One meter of 10mm chain has mass of approximately 2.3kg, and it's effective weight under
water is 20 Newtons, due to it's buoyancy.
If the boat has an all chain rode with length of 100.045 meters between connection points at the anchor and boat, and said connections are 12.565 m vertically separated, and the horizontal load on the chain is 8000 N, the connection points of the chain will be 100.000 meters horizontally apart. The rode will be oriented horizontally from the anchor, but the chain will not touch the seabed from anywhere else except the anchor connection. It will curve upwards immediately after that point. If the chain would have infinite strength and stiffness, and you would pull it perfectly straight, while maintaining vertical distance of connections the same, the horizontal distance would only increase by 0.260 m. In the real world the boat will move far less than that, which means the chain
will not absorb any significant amount of energy due to catenary effect! Only dragging anchor will allow for any significant movement of the boat!
If the chain is only as long as the boat, the effect will be much less than that, and totally irrelevant magnitude to be worth even considering.
The only time chain will act as shock absorber due to catenary effect is then the load is really small, and no shock absorbing is therefore even required.
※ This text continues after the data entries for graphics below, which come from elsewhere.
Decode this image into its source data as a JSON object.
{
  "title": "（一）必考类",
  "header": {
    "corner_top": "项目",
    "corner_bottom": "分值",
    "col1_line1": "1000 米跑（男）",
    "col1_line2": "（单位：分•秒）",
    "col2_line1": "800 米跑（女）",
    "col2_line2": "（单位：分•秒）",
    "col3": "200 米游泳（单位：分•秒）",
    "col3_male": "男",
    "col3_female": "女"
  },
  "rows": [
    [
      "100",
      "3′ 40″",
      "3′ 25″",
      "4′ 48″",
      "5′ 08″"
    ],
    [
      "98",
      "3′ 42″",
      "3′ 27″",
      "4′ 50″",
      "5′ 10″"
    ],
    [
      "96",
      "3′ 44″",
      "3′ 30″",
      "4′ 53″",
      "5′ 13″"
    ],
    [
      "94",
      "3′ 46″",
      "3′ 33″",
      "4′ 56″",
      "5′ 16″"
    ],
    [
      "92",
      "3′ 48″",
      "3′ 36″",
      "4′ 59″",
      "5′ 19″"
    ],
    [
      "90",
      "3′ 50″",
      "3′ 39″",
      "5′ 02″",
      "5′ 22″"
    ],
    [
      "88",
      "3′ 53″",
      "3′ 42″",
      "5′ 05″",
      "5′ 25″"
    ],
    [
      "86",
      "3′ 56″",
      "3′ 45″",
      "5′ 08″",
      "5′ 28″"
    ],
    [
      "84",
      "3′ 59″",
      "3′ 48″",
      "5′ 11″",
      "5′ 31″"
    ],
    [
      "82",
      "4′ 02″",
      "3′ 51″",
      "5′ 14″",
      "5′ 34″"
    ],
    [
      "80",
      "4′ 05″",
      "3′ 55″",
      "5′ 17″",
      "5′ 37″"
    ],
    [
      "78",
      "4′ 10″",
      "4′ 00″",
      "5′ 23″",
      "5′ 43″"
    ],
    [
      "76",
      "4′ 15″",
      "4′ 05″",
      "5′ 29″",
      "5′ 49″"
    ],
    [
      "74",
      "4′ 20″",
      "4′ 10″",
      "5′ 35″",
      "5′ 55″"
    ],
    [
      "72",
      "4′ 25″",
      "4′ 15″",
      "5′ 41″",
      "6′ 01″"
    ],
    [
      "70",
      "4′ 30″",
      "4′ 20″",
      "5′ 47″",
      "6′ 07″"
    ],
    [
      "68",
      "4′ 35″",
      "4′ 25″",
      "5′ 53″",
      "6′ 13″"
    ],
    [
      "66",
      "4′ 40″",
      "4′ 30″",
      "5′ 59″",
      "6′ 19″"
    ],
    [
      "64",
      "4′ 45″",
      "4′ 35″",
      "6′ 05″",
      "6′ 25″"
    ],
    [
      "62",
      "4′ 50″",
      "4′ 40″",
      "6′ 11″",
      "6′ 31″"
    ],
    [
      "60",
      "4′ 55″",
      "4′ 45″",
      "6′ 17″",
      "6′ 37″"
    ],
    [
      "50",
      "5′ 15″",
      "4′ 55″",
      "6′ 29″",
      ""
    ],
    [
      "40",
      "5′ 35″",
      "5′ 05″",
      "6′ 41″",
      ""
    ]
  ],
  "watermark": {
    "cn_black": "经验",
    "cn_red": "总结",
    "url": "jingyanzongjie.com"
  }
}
When it is most needed, the chain will allow more movement while going slack during lulls, resulting higher boat speeds, with associated momentum and kinetic energy until the horizontal load on the chain finally matches windage and the boat begins decelarating. Unfortunately there is practically no catenary effect anymore available to absorb that energy, as the chain is so close to being straight at the time the boat begins decelerating. The result in the real world, supported by actual engineering calcs, is that the catenary effect increases substantially the shockloads on the boat and anchor, instead of reducing them! A snubber is the way to go for all chain rodes, or alternatively rope rode is needed. Both can handle shock absorbing fine, even with the chain doing all it can to make it more difficult for the snubber to accomplish that!
The short length of chain has practically no effect on the angle of the pull on anchor either, another bogus claim with nothing to support it. A long and heavy chain can and will change the angle, but then the chain must really be long, and almost the same effect can be achieved with 50% of the rode closer to the boat being rope, and only the other part closer to anchor chain.
The 100 m chain in the example is the minimum length to direct pull on the anchor horizontal in that
water depth. In shallower water somewhat shorter chain will do the trick, but the catenary effect is even smaller, and that 0,26 is already far too little compared to what is required for shock absorbing. A shallower water with same length (100 m) chain will reduce the catenary effect.
The vital function of the short chain with mostly rope rode is chafe protection, not either of the ones you claimed.